Goodbye Granny: World’s oldest killer whale feared dead
The 100-year-old orca or killer whale in the Salish Sea - close to Vancouver and Seattle - has been followed by researchers for decades to study the role of matriarch whales like her in the family.
The world’s oldest killer whale, a 100-year-old animal affectionately known as Granny, is missing and presumed dead, scientists say.
Following Granny and other matriarch killer whales has shown their crucial role within the family group.
They guide the pod as it forages, take care of other females’ young calves and even feed the larger males, researchers said.
These post-reproductive female leaders help their families to survive, and the advantage they offer could show what drives a species to evolve to stop reproducing.

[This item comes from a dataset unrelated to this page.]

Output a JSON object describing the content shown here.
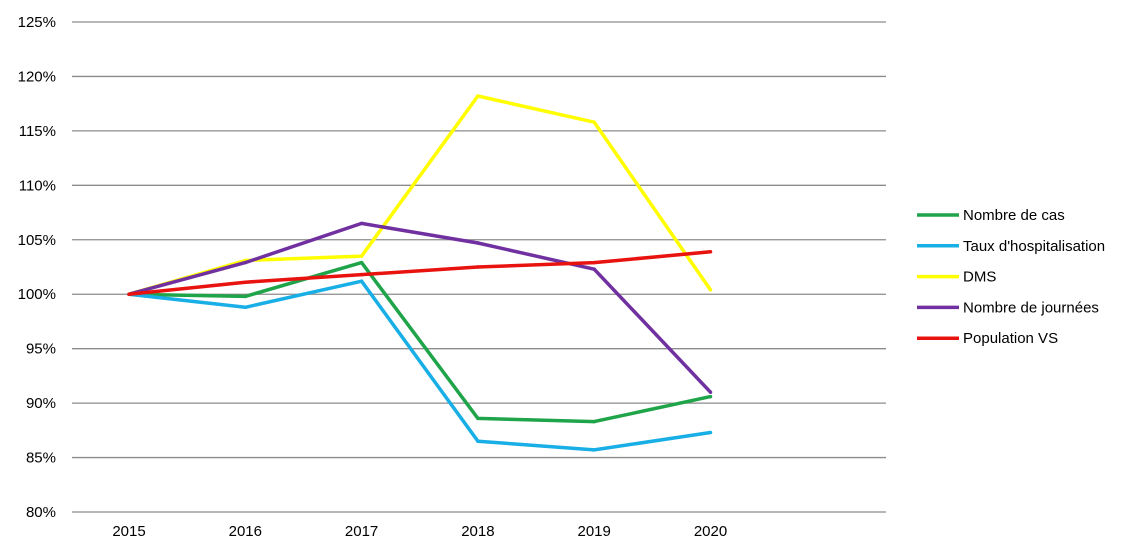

“It was inevitable that this day was going to come but it is very sad news and a further blow to this population,” said Darren Croft from the University of Exeter in the UK, who leads this evolutionary biology research.
In her later years she had “been helping her family group to survive by sharing her knowledge of when and where to find food,” said Croft.
The orcas of an area known as the Salish Sea - close to Vancouver and Seattle - have been the subject of a four decades long study led by Ken Balcomb from the Center for Whale Research (CWR). He had first photographed Granny, official named J2, in 1976, BBC News reported.
On the centre’s website, which first reported Granny’s death, Balcomb wrote that he last saw her on October 12 last year as she swam north far ahead of the others.
“Perhaps other dedicated whale-watchers have seen her since then, but by year’s end she is officially missing from the Southern Resident Killer Whale population, and with regret we now consider her deceased,” he said.